Shelby TownshipMay 14, 2014
Historic Shelby church votes to close in July
By Sarah Wojcik
C & G Staff Writer
New Hope United Methodist Church members voted April 23 to close the church’s doors on July 1 due to financial issues. Church authorities said that they are not sure yet what will come of the property and building, which is owned by the church and located at 24 Mile Road and Van Dyke Avenue.
SHELBY TOWNSHIP — A Methodist church at 24 Mile Road and Van Dyke Avenue, now known as New Hope United Methodist Church, has its roots in local history dating to around 1863.
On the evening of April 23, approximately 20 members showed up to vote on a church committee recommendation to continue through July 1 and then close the doors for good.
Jim Stark, who is one of eight church board members and who has attended New Hope United Methodist Church for the last 15 years, said that the closure is due to financial issues.
Stark was a member of the committee that looked at other options, such as merging with another church, but it decided to recommend dissolving.
“It’s a business, and from that standpoint, it’s just not viable anymore for a variety of reasons,” Stark said. “It’s like anything in life. We had a decline in membership, and we haven’t been able to rebound. It’s never a fun thing.”
Stark said the Methodist church owns the land, but he does not yet know what the plans for the property and building will be.
He added that the church has a 2-inch-thick three-ring binder that is full of newspaper articles from the 1880s to the 1950s.
Steve Evanoff, who has led the church’s 12-step program for 15 years, said that while there are about 130 registered members, only about 30 show up for Sunday service.
Evanoff lamented the closure and said the church offered a variety of ministries, from rebuilding homes in New Orleans to feeding and clothing the homeless. He said he never canceled a midnight 12-step program meeting, persevering through power outages, storms and New Year’s Eve nights.
“We tried to get new, younger people in the church,” he said. “One of the youngest members is 60 years old.”
He said there was dissention among the congregation after a pastor did not work out about four years ago, and then many members left after the church went through a string of temporary pastors prior to the Rev.

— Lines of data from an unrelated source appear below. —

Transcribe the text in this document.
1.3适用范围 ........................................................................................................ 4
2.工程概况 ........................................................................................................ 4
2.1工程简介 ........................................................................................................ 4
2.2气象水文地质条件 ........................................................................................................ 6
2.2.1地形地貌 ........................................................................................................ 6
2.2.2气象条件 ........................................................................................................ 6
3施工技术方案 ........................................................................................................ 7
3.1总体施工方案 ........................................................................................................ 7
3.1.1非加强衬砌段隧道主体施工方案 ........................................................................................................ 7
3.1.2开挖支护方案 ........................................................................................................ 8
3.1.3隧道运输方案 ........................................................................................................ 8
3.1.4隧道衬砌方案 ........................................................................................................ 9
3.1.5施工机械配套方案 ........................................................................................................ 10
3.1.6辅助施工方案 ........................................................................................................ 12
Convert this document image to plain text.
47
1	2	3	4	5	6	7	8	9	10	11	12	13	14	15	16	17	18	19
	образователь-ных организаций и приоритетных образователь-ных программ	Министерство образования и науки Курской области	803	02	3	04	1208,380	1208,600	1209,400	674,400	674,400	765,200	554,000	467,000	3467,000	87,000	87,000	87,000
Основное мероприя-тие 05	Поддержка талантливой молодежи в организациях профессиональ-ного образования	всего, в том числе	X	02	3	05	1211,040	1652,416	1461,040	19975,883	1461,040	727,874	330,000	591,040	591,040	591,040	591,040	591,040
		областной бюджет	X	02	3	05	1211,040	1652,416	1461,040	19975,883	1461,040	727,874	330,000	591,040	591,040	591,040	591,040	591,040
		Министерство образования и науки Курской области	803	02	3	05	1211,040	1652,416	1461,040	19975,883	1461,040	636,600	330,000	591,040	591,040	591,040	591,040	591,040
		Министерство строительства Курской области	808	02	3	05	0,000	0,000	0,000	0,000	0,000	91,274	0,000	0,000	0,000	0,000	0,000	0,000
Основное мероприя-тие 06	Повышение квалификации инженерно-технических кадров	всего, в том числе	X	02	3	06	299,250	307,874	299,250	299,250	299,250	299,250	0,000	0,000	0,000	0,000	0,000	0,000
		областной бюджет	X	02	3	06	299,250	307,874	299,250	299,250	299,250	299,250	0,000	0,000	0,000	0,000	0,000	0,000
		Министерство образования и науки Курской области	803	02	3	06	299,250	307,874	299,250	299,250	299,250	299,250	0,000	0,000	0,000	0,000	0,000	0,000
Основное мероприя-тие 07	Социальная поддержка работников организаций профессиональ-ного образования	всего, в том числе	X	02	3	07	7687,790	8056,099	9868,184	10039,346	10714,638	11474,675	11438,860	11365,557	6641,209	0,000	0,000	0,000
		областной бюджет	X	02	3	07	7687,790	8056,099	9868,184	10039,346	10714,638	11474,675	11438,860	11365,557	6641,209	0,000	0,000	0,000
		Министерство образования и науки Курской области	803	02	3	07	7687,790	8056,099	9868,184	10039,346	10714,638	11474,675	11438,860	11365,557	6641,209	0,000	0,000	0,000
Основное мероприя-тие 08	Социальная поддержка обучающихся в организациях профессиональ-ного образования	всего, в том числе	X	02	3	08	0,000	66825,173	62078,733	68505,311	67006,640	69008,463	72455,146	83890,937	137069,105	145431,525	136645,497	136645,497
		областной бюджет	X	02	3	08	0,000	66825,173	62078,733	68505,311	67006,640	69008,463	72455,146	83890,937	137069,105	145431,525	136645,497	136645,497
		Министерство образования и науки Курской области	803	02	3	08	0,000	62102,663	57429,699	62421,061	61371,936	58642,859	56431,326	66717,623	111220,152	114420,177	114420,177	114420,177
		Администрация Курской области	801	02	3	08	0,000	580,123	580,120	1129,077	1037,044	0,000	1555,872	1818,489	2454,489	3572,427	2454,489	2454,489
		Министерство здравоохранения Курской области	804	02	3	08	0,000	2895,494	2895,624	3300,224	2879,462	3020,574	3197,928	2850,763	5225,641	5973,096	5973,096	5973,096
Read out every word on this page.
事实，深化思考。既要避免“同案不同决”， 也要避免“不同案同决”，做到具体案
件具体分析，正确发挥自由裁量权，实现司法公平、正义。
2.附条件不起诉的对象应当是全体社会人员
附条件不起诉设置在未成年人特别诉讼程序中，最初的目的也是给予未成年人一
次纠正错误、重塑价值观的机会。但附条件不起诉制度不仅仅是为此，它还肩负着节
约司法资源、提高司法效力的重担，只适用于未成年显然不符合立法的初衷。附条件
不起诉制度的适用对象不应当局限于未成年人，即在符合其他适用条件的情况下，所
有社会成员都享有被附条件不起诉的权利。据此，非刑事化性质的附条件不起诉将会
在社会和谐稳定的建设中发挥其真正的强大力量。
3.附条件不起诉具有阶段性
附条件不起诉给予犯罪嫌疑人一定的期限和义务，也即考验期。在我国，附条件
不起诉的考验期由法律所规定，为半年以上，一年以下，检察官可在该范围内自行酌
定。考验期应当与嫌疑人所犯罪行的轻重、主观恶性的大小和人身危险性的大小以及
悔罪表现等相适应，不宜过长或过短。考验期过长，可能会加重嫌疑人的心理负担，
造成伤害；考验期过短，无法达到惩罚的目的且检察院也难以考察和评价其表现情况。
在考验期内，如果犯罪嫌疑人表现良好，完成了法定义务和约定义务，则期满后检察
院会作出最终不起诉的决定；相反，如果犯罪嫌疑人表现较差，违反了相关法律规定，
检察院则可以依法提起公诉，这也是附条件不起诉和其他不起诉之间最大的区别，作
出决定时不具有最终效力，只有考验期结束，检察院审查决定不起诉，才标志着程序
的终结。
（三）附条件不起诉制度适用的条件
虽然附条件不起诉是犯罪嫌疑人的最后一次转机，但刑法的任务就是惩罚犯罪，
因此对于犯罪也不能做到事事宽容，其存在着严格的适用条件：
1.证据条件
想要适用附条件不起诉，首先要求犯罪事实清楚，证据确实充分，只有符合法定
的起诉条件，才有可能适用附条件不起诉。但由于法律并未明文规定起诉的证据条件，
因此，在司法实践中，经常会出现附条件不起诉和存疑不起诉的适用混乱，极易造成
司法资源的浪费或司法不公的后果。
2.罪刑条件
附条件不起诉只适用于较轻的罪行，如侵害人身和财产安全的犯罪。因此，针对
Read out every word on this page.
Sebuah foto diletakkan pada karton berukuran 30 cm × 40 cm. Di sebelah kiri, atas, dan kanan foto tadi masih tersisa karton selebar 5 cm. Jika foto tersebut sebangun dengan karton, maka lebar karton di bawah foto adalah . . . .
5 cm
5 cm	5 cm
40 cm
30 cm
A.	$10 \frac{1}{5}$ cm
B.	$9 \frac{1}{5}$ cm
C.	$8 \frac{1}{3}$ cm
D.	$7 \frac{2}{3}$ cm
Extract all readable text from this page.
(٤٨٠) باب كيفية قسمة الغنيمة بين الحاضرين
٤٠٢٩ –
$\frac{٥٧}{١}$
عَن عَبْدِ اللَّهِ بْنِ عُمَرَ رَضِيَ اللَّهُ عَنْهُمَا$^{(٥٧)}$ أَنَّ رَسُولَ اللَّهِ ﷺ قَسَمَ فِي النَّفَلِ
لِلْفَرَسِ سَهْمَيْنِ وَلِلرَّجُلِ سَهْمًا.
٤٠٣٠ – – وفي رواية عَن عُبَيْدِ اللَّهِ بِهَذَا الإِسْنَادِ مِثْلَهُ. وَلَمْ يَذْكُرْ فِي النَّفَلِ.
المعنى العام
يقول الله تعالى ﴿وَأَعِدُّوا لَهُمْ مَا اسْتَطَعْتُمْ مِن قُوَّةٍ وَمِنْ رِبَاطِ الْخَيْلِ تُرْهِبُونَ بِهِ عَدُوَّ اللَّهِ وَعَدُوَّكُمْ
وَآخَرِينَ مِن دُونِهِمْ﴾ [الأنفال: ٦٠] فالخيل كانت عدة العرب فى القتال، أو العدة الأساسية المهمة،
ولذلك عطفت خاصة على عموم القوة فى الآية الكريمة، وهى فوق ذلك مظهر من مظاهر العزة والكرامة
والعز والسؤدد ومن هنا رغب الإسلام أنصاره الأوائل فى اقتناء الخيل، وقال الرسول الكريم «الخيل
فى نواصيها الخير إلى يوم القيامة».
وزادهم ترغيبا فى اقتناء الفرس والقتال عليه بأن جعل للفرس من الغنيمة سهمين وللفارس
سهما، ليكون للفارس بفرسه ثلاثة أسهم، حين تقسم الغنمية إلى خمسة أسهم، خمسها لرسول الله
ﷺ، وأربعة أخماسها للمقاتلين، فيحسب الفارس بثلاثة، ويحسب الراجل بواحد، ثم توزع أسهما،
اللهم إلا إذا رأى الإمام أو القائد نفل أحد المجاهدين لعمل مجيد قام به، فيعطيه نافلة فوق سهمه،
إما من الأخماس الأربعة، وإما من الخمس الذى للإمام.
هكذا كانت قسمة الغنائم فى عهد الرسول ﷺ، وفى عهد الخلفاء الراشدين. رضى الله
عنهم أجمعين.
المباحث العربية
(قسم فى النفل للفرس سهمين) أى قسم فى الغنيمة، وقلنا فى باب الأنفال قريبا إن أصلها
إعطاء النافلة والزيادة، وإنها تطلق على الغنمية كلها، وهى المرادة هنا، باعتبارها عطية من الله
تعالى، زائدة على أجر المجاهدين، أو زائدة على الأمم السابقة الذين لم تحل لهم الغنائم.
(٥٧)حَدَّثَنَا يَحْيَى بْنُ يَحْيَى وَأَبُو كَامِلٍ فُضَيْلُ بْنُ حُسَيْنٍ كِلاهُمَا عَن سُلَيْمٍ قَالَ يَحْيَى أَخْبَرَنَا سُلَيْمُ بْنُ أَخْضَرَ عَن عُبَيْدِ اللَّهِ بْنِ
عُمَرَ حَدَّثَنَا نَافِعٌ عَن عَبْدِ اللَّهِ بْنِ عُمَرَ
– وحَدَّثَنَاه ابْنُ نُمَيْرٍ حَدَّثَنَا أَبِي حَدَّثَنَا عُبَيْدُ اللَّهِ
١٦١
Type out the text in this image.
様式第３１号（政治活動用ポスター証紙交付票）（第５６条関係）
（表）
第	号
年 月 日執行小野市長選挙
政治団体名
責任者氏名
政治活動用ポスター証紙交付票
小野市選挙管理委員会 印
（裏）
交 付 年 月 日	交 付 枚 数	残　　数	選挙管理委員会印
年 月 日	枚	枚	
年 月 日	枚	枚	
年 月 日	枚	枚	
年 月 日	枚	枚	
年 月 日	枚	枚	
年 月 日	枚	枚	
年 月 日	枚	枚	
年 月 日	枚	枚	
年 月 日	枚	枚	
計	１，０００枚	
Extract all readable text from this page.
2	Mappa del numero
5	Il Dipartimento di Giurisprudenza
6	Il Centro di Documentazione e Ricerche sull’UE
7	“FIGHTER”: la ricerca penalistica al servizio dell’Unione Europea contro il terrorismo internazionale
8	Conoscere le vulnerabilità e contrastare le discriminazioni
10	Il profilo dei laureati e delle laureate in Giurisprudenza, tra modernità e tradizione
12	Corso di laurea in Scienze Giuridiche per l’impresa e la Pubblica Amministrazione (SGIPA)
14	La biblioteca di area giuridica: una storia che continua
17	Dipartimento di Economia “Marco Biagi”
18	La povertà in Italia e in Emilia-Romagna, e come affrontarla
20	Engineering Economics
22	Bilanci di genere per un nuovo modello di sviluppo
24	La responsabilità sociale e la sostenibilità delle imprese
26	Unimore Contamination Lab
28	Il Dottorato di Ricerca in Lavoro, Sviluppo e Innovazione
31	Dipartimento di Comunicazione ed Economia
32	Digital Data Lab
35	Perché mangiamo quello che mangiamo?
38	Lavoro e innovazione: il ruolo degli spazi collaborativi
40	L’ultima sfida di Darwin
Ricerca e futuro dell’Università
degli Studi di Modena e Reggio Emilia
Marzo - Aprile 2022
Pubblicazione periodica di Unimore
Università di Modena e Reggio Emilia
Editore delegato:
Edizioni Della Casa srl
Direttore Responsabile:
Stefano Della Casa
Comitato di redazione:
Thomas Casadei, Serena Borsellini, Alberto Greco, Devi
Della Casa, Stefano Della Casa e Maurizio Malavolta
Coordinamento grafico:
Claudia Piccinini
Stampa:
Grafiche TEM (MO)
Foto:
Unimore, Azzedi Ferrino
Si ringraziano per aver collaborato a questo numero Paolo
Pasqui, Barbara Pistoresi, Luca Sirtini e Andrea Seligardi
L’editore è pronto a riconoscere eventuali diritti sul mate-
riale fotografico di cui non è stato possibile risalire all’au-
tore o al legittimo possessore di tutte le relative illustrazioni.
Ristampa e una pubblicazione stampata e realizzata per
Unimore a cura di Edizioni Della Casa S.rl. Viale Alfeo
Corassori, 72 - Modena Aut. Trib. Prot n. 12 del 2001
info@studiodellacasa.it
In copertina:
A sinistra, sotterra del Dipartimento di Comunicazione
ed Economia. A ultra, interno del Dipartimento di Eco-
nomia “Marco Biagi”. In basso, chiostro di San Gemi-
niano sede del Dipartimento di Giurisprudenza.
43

Carter Cortelyou’s arrival last year.
“I knew from my arrival (on July 1) that that the situation was very difficult financially, but folks always treated me very kindly,” Cortelyou said. “It would have been easy in a situation like this to blame the last pastor there.”
Cortelyou said the current congregation is a mix of members from before and after a merger that occurred in the 1990s with another Macomb-area Methodist church.
“I’ve been a United Methodist pastor since 1990. I’ve served a lot of historic congregations with a long history, so this is pretty familiar territory,” Cortelyou said.
Prior to his current post, Cortelyou led a Methodist church in Royal Oak that merged with a larger church. After July 1, he will assume a new appointment at First United Methodist Church in Wayne, west of Dearborn.
“A lot of folks were sad for the loss and wondering where things go next,” Cortelyou said.
He said that except for three members who were assigned in January to serve other churches as laypersons, the church has no firm plans for the future.
“It’s a little sad that one more historic presence that made the village of Disco is now leaving,” said Hilary Davis, of the Shelby Historical Committee. The village of Disco was the forerunner of Shelby Township.
Davis said that before the Methodists built Disco United Methodist Church in 1890, they occupied the upper floor of Disco Academy schoolhouse, one of the first structures in the area in 1863.
In 1979, the congregation changed its name to Hope United Methodist Church after the area became known as Shelby Township.
In 1997, the church constructed a new building. The Shelby Historical Committee relocated the century-old building, renamed Hope Chapel, to the township’s municipal grounds for preservation in 2001.